Guignol

In attesa della terza edizione de LE NOTTI DELL’UNDERGROUND – IL FESTIVAL DI RE NUDO, prevista per giugno 2026 alla Fabbrica del Vapore di Milano, prosegue la rassegna RE NUDO – LIVE MUSIC CLUB, organizzata da Re Nudo in collaborazione con FindYourLive (piattaforma che mette in contatto artisti e location per concerti ed eventi live), che vuole riportare dal vivo nei club e nei circoli culturali lamusica indipendente e d’autore.

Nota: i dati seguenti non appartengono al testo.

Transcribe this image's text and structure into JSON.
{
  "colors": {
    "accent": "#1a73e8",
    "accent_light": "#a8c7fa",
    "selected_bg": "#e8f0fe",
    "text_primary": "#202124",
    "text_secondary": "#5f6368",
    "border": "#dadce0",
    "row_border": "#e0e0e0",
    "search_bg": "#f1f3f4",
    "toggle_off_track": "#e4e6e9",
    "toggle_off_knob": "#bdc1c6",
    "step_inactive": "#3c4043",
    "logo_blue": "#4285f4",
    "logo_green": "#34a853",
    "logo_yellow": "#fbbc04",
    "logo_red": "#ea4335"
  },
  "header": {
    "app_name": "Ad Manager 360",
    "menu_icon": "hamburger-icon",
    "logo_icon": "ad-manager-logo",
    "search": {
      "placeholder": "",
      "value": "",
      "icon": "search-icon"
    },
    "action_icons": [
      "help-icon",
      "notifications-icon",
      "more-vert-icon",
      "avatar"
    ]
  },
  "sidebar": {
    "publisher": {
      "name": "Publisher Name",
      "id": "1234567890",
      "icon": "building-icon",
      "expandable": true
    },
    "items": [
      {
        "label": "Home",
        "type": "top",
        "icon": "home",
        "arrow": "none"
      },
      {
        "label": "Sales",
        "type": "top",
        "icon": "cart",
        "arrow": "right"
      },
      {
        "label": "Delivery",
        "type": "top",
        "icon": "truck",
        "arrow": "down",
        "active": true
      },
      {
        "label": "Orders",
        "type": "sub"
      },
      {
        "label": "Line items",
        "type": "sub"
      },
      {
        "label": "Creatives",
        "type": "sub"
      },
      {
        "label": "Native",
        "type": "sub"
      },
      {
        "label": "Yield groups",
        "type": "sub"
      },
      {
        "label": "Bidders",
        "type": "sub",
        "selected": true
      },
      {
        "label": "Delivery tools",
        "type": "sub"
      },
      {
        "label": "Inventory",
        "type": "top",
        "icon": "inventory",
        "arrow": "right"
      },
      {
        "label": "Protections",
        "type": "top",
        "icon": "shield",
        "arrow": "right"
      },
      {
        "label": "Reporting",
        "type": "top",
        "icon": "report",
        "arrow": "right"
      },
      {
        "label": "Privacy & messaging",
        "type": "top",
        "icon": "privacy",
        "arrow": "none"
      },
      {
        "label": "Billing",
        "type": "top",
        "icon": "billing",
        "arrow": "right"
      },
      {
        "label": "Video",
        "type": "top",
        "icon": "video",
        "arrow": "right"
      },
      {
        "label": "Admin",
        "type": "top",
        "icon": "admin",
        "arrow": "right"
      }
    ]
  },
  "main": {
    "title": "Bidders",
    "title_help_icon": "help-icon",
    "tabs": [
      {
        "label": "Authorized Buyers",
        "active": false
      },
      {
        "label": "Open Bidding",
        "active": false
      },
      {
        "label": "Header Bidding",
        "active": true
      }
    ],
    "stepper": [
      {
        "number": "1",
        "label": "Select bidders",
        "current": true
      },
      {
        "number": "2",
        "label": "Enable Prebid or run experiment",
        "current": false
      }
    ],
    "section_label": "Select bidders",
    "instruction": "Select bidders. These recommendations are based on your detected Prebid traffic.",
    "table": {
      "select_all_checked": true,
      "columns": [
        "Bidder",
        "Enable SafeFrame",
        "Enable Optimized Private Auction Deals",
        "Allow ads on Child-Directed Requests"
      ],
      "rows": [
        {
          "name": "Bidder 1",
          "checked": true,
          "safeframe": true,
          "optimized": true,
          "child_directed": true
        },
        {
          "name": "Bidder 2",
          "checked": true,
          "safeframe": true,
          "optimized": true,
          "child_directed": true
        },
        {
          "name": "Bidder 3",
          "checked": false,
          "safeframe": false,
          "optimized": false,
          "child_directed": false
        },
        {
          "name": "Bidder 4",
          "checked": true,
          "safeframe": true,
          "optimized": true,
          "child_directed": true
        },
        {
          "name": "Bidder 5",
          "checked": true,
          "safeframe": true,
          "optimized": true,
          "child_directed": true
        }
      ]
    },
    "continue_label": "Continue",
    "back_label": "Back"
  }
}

Il primo concerto del 2026, nonché terzo appuntamento dei cinque previsti, si terrà venerdì 16 gennaio (inizio spettacolo ore 21.30) all’ARCI Area di Carugate (Via Garibaldi 26, Carugate, Milano) e vedrà protagonisti sul palco i GUIGNOL, storica band milanese che si muove tra estetica noir e scrittura d’autore. La band è attualmente composta da Pier Adduce (voce, testi, chitarre, armonica), Paolo Libutti (basso), Antonio “Il Coda” Marinelli (chitarra elettrica), Michele Canali (batteria) e Maurizio Boris Maiorano (piano/organo).

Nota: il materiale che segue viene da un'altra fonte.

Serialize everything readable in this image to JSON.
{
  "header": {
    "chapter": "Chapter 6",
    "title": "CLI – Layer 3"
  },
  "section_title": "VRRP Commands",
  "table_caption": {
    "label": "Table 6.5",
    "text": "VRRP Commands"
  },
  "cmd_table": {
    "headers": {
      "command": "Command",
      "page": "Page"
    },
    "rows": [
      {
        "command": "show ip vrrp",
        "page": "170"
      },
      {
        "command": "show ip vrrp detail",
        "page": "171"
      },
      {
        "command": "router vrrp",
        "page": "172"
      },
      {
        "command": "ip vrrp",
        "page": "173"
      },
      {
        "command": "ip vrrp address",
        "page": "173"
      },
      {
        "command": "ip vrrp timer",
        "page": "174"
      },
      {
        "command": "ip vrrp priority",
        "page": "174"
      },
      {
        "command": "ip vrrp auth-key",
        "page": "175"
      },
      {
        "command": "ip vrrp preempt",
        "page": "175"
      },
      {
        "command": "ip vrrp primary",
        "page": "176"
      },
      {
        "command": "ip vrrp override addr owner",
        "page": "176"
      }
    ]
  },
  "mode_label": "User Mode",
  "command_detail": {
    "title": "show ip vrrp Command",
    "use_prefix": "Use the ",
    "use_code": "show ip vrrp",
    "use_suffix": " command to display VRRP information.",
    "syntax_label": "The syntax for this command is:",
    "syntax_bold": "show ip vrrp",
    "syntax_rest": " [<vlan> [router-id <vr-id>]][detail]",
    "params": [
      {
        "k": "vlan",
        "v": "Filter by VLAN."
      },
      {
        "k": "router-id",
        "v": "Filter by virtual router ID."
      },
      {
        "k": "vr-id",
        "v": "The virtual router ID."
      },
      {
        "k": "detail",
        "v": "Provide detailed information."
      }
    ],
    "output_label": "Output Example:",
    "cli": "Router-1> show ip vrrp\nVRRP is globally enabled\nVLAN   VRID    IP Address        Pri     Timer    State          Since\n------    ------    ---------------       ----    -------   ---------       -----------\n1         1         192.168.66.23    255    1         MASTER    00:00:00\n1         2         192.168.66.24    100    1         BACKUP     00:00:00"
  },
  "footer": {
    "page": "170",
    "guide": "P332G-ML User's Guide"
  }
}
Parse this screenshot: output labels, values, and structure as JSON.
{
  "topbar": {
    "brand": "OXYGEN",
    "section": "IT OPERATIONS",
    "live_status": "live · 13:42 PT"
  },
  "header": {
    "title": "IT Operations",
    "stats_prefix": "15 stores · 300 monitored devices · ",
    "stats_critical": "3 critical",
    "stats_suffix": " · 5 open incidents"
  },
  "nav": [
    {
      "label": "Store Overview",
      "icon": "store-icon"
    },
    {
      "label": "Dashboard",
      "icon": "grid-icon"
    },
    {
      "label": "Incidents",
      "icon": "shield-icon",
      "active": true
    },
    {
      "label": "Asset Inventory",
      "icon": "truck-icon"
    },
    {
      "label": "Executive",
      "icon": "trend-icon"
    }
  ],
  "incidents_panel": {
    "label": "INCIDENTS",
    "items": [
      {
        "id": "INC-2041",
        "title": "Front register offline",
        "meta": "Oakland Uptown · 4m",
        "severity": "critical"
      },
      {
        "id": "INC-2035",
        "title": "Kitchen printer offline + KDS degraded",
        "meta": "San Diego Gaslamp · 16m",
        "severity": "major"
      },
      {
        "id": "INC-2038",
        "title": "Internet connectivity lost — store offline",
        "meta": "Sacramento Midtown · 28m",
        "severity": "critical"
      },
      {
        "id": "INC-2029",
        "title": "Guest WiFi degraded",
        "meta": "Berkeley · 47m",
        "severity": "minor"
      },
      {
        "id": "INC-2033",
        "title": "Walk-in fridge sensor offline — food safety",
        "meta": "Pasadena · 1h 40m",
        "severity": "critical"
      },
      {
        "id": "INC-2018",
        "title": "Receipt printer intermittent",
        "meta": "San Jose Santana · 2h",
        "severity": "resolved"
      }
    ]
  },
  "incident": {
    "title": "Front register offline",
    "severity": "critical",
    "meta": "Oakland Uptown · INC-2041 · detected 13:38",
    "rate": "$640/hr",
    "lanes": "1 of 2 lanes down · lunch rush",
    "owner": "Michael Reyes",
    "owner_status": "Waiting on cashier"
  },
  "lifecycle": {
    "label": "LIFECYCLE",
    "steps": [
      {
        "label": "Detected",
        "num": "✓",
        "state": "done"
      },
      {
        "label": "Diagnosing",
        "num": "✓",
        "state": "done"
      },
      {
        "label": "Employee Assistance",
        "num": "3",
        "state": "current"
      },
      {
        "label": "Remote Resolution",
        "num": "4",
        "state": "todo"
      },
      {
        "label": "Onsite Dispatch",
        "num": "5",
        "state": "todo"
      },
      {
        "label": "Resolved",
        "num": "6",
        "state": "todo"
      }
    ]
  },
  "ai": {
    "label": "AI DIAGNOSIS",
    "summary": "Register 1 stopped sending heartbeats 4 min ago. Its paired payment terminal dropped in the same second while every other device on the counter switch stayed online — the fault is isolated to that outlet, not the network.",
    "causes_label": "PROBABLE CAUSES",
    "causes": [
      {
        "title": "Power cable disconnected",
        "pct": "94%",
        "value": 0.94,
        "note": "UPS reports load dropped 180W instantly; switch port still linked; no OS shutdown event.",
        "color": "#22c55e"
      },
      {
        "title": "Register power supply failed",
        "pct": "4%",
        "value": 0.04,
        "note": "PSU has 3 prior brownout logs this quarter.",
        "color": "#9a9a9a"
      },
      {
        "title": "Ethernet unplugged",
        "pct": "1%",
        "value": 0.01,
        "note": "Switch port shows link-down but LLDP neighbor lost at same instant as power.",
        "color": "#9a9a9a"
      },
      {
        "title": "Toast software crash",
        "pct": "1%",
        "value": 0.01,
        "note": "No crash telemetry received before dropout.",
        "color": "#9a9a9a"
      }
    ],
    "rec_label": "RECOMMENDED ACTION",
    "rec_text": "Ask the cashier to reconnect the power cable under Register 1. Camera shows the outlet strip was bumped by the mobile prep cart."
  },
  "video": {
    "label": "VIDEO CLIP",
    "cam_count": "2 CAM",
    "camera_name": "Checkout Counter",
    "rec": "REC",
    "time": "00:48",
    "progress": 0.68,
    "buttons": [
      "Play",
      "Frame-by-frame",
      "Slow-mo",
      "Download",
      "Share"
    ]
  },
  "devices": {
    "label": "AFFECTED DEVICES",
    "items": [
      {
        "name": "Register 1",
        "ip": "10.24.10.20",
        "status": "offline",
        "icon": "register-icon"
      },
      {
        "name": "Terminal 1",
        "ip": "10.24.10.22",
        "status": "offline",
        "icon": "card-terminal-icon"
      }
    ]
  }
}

Intervista ai Guignol, tra i protagonisti della rassegna Re Nudo – Live Music Club

Risponde Pier Adduce, voce, testi, chitarre, armonica.

1 Il concerto del 16 gennaio all’Arci Area di Carugate rientra nel progetto RE NUDO – LIVE MUSIC CLUB: che tipo di significato ha per voi suonare in un contesto che nasce proprio per difendere e rilanciare la musica indipendente dal vivo?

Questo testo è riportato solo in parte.